If you’re around loud sounds often, you can also be fitted for custom earplugs that are professional-grade. If you’re a musician, there are special filters that can be included to allow the sounds you need to hear through. See an audiologist for custom earplugs.
Like the fluffy headgear designed to protect your outer ears from the cold, earmuffs designed for hearing protection are easy to fit and simply slip on over your head.
But earmuffs for hearing protection are serious pieces of equipment, usually with broad foam-cushioned cups that go over the ears to block out sound. Like earplugs, most have a noise reduction rating (NRR), which measures how well the equipment protects your hearing. The higher the noise reduction rating, the more the earplug or earmuff reduces the sound.
At concerts, you’ll often see little kids wearing earmuffs to protect their tender ears. Children’s ears are smaller, further amplifying loud sounds. But musicians (for example, drummers) might also wear earmuffs or plugs to protect their hearing.
If you need ear protection for recreational noise, earmuffs work well. For instance, use them for:
“The caveat is that they have to fit you properly,” Dr. Sydlowski reiterates. “If there’s any leakage around the cup that fits around your ears then it’s like not wearing ear protection at all.”
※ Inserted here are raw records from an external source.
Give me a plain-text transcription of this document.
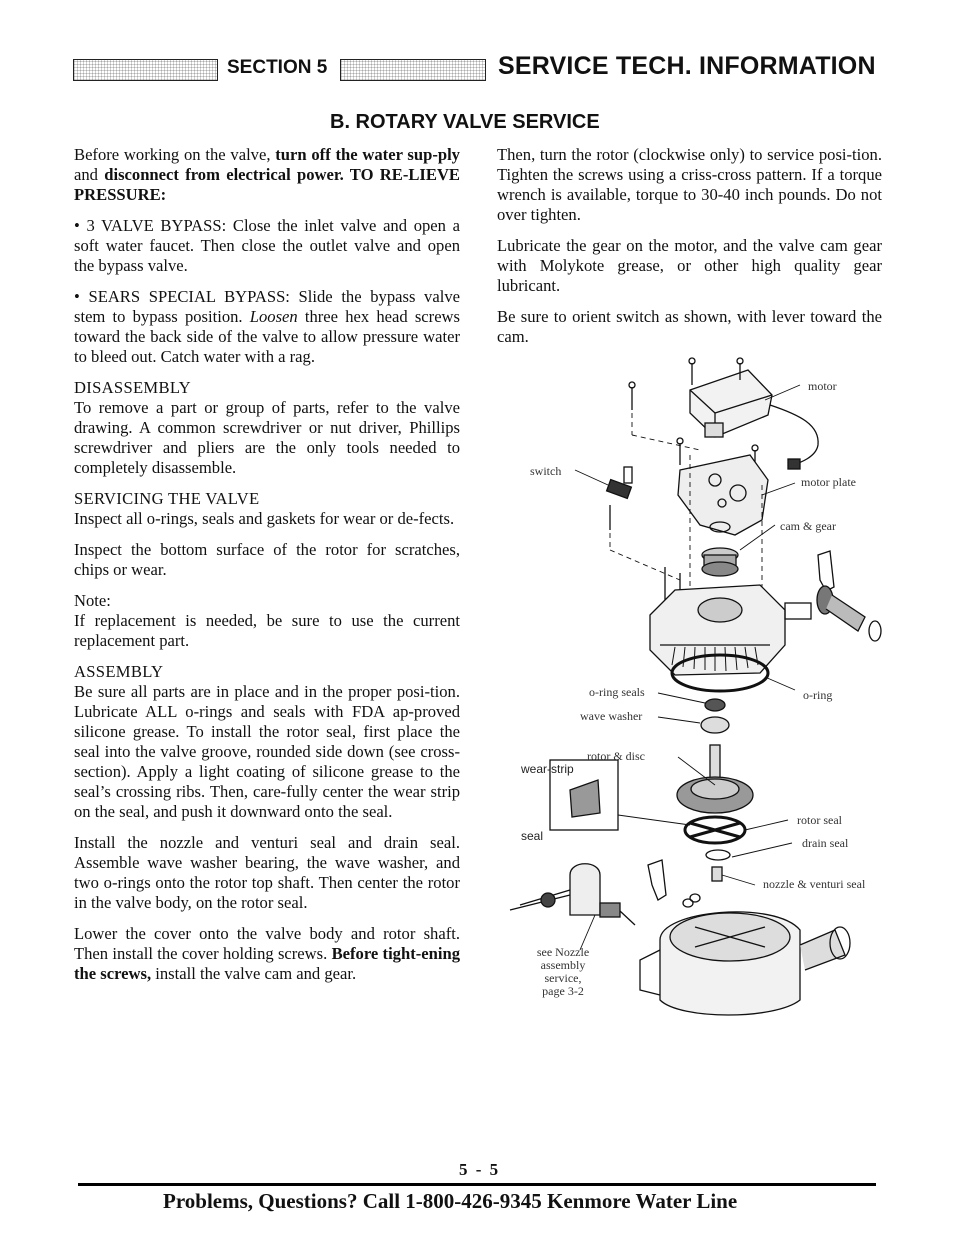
SECTION 5	SERVICE TECH. INFORMATION
B. ROTARY VALVE SERVICE

Before working on the valve, turn off the water sup-ply and disconnect from electrical power. TO RE-LIEVE PRESSURE:

• 3 VALVE BYPASS: Close the inlet valve and open a soft water faucet. Then close the outlet valve and open the bypass valve.

• SEARS SPECIAL BYPASS: Slide the bypass valve stem to bypass position. Loosen three hex head screws toward the back side of the valve to allow pressure water to bleed out. Catch water with a rag.

DISASSEMBLY

To remove a part or group of parts, refer to the valve drawing. A common screwdriver or nut driver, Phillips screwdriver and pliers are the only tools needed to completely disassemble.

SERVICING THE VALVE

Inspect all o-rings, seals and gaskets for wear or de-fects.

Inspect the bottom surface of the rotor for scratches, chips or wear.

Note:

If replacement is needed, be sure to use the current replacement part.

ASSEMBLY

Be sure all parts are in place and in the proper posi-tion. Lubricate ALL o-rings and seals with FDA ap-proved silicone grease. To install the rotor seal, first place the seal into the valve groove, rounded side down (see cross-section). Apply a light coating of silicone grease to the seal’s crossing ribs. Then, care-fully center the wear strip on the seal, and push it downward onto the seal.

Install the nozzle and venturi seal and drain seal. Assemble wave washer bearing, the wave washer, and two o-rings onto the rotor top shaft. Then center the rotor in the valve body, on the rotor seal.

Lower the cover onto the valve body and rotor shaft. Then install the cover holding screws. Before tight-ening the screws, install the valve cam and gear.

Then, turn the rotor (clockwise only) to service posi-tion. Tighten the screws using a criss-cross pattern. If a torque wrench is available, torque to 30-40 inch pounds. Do not over tighten.

Lubricate the gear on the motor, and the valve cam gear with Molykote grease, or other high quality gear lubricant.

Be sure to orient switch as shown, with lever toward the cam.

motor
switch
motor plate
cam & gear
o-ring seals	o-ring
wave washer
rotor & disc
wear-strip
seal
rotor seal
drain seal
nozzle & venturi seal
see Nozzle
assembly
service,
page 3-2
5 - 5
Problems, Questions? Call 1-800-426-9345 Kenmore Water Line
With both earplugs and earmuffs, it’s a common misconception that they take away ALL sounds, but they don’t. They simply soften the volume to extend the amount of time you can safely be in the noisy environment.
If you’re not sure if the noise reduction rating (NRR) you’re using is effective, use a sound level meter app on your phone to measure how loud the environment is. Subtract the NRR. If the difference is less than 85 dB, you’re OK. If it’s greater than 85 dB, know that the safe time cuts in half for every 3 dB over 85 dB. For example, 88 dB is safe for four hours, 91 dB for two hours, etc. But don’t forget — the times are cumulative!
If you have ringing in your ears or if your hearing seems muffled, see a healthcare provider or audiologist.
Sudden hearing loss, including hearing loss caused by loud sound exposure, might be able to be treated medically, but usually only if treatment starts within hours or a few days of the loss. Sudden hearing loss is a medical emergency and you should ask to see an audiologist or ear, nose, throat (ENT) physician urgently.